Protesters target Pope’s man in Chile
Riot police were out in force yesterday when angry crowds gathered in Osorno to protest against the ordination of a bishop accused of covering up sex crimes.
Police had to escort Barros out of the church after his ordination, which was attended by only 15 of the country’s 35 bishops and about 20 of the 35 priests in the diocese some 580 miles (930 kilometers) south of Santiago.
While Barros himself is not accused of molestation, at least three victims of sex abuse say he was present when they were molested by the Rev Fernando Karadima in the 1980s and 90s.
Juan Carlos Cruz, a 51-year-old journalist who is one of the accusers, said:
I hold the Pope responsible. As victims, we had become used to the slaps in the face by the Chilean hierarchy, but we never expected a slap in the face from the Pope.
Barros had long declined to comment publicly on allegations against him. However he sent a letter to priests in the diocese saying he did not know about Karadima’s abuses when they happened.
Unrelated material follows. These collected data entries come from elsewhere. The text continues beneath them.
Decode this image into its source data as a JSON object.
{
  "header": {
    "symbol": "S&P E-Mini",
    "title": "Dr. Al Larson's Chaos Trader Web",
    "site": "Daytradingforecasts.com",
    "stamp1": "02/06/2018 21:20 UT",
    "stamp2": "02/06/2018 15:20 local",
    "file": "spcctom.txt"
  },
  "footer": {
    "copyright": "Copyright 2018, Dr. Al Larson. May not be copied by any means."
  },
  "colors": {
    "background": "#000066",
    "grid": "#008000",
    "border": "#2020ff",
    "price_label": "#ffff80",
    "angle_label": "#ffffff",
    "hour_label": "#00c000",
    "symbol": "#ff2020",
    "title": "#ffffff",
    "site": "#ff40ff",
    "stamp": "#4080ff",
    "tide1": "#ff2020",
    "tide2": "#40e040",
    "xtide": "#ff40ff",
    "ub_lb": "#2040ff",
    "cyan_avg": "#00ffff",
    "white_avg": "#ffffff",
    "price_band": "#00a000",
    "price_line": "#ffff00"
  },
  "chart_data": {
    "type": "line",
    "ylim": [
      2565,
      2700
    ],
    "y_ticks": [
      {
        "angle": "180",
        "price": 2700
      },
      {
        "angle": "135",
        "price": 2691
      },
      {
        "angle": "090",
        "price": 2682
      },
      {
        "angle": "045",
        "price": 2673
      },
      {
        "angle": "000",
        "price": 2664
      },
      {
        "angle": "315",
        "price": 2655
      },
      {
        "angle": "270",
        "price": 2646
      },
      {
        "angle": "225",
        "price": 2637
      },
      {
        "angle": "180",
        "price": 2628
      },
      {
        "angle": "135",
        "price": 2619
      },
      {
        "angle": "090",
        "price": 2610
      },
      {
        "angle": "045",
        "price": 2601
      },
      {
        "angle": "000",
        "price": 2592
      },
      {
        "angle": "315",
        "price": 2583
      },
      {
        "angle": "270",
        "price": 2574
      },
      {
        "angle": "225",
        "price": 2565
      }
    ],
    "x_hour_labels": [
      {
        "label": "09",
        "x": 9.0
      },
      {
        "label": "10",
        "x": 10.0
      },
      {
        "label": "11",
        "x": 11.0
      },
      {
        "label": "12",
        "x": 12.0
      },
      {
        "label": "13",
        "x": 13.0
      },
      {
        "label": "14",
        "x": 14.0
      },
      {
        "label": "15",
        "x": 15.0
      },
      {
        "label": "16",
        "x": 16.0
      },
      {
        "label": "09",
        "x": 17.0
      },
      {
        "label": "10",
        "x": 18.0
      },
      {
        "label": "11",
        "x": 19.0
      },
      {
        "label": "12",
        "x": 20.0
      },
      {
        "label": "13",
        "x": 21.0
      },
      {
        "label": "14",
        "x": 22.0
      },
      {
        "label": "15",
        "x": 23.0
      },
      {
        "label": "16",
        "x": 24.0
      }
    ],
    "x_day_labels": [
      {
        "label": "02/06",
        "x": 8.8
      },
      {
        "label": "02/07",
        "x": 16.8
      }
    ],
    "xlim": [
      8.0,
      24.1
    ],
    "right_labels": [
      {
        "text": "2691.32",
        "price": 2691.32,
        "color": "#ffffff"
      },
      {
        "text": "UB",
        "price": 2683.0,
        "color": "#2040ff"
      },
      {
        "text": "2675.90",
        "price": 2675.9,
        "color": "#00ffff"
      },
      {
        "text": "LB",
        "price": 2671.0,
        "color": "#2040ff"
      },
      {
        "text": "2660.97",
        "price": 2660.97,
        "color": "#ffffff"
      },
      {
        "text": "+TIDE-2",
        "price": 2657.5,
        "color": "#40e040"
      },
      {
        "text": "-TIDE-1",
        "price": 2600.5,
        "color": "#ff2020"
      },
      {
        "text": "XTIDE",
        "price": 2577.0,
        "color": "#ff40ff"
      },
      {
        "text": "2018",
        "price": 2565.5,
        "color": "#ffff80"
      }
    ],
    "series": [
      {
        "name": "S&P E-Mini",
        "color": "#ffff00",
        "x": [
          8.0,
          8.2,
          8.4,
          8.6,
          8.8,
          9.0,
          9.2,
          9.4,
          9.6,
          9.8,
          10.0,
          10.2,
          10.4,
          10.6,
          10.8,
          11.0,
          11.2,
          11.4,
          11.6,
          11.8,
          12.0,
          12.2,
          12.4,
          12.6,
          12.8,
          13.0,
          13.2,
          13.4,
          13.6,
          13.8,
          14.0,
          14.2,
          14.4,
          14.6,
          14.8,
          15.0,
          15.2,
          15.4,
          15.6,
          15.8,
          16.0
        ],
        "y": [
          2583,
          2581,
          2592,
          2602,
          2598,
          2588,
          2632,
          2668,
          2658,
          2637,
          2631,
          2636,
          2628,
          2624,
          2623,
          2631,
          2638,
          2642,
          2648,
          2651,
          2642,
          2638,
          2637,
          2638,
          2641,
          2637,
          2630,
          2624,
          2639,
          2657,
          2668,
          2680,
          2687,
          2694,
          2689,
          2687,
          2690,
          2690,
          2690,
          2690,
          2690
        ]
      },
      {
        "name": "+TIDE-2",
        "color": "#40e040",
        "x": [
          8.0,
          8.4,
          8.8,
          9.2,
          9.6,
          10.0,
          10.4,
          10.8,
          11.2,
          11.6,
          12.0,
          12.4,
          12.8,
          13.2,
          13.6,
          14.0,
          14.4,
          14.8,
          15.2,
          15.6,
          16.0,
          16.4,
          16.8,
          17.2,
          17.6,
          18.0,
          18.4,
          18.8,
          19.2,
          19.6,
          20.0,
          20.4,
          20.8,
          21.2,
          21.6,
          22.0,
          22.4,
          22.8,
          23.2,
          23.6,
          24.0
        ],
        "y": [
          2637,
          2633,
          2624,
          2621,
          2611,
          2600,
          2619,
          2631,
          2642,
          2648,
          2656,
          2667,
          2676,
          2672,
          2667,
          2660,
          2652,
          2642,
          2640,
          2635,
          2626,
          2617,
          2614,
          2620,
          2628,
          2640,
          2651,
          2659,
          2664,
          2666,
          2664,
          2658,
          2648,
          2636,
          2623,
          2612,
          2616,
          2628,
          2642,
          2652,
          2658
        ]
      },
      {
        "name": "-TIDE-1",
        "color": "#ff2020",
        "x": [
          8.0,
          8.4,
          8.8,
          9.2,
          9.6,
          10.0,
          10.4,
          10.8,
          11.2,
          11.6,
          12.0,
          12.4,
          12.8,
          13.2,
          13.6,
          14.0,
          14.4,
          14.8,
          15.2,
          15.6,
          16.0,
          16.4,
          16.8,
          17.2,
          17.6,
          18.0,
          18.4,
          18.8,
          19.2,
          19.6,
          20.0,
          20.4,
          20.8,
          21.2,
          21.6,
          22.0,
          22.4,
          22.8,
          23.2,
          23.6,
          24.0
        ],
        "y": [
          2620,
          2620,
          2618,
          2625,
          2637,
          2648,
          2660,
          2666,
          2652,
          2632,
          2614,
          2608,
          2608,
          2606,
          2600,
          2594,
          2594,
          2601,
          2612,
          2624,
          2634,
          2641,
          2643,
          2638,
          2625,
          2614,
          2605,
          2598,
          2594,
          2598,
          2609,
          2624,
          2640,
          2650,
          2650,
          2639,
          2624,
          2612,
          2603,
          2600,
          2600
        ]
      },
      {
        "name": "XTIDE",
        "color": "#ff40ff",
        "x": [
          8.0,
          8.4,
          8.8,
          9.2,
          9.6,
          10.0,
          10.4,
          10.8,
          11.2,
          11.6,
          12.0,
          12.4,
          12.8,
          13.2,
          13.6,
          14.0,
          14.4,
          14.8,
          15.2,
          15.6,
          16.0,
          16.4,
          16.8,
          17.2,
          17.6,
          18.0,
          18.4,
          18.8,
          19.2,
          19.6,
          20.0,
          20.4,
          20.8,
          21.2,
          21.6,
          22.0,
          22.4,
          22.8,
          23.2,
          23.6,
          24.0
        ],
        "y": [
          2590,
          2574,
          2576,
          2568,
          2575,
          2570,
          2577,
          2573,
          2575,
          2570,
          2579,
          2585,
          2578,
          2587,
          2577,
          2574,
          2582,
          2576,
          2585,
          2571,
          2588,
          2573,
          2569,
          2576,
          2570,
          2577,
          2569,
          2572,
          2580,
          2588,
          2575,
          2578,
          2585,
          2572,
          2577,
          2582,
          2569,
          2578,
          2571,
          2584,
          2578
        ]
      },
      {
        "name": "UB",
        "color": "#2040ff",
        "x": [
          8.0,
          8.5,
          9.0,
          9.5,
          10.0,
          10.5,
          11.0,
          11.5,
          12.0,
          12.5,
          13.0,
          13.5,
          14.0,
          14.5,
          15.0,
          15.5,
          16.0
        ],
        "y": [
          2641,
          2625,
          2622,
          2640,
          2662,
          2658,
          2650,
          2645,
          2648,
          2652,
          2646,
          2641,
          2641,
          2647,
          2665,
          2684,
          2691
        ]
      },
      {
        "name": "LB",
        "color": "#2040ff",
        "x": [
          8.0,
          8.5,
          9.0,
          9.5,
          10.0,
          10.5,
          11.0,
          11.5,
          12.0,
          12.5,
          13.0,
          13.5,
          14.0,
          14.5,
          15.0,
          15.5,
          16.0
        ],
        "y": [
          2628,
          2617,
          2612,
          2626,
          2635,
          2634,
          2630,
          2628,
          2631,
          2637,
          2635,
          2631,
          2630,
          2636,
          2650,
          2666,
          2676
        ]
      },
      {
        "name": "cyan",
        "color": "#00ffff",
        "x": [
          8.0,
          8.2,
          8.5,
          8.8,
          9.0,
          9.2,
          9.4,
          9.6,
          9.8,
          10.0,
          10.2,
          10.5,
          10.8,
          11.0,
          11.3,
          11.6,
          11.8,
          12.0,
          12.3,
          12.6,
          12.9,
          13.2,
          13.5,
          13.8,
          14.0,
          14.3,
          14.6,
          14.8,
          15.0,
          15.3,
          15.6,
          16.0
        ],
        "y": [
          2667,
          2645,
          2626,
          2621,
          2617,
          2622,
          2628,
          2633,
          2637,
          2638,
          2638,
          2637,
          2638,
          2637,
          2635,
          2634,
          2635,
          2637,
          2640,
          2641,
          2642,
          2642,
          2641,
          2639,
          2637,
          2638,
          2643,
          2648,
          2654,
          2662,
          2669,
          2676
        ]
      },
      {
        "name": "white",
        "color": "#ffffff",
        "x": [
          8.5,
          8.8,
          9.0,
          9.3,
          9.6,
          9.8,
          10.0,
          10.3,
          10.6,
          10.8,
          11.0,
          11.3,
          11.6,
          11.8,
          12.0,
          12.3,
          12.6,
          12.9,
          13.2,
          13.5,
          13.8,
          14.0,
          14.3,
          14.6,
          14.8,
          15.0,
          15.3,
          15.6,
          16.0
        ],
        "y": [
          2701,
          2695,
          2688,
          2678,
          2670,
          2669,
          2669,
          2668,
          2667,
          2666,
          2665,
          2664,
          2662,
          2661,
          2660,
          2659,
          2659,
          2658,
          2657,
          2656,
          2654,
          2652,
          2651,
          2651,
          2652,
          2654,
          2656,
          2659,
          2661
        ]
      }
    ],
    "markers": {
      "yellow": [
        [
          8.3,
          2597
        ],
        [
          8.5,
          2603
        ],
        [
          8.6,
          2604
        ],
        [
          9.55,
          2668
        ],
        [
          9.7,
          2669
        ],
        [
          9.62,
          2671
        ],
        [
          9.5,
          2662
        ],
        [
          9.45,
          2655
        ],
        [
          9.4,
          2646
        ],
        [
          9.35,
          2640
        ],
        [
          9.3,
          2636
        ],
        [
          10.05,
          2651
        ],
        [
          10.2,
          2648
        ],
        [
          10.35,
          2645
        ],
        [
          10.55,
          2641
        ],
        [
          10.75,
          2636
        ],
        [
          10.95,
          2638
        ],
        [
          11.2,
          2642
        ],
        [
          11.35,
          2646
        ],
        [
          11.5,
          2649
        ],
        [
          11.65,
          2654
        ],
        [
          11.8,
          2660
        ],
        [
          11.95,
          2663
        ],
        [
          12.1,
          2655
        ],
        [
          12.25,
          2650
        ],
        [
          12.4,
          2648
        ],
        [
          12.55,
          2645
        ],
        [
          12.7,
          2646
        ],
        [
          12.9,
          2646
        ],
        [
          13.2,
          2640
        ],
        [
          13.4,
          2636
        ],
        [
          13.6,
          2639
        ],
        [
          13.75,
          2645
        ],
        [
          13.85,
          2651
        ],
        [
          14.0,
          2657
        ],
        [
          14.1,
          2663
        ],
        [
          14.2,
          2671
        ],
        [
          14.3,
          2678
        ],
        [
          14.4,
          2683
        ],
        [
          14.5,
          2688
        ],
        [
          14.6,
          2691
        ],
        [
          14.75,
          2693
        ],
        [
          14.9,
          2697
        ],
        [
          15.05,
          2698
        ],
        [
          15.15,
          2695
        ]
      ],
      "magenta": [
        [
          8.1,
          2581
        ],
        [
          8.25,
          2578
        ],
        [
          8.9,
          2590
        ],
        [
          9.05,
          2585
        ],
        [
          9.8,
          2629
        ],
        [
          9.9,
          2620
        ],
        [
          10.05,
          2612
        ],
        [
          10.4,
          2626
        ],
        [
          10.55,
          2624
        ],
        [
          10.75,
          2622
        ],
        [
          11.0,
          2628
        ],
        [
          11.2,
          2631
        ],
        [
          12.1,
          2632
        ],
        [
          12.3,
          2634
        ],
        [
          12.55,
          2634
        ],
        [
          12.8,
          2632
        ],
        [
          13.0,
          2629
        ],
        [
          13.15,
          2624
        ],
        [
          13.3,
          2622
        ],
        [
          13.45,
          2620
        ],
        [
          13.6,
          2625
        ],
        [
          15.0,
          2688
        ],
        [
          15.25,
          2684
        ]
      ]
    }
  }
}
He wrote:
I never had knowledge of, or could have imagined, the serious abuses that this priest committed against the victims.
The Pope confirmed his decision to appoint Barros after he recently met with him.
More than 1,300 church members in Osorno, along with some 30 priests from the diocese and 51 of Chile’s 120 congress members sent letters to Francis last month urging him to rescind the appointment.
A Vatican investigation found Karadima, one of Chile’s most prominent priests, guilty of sex abuse in 2011 and sentenced the now 84-year-old priest to a cloistered life of “penitence and prayer”.
Criminal charges against him were thrown out because the statute of limitations had expired.
Cruz said that he and another teen boy would lie down on Karadima’s bed, one resting his head at the man’s shoulder, another sitting near his feet. The priest would kiss the boys and grope them, he said, while Barros watched.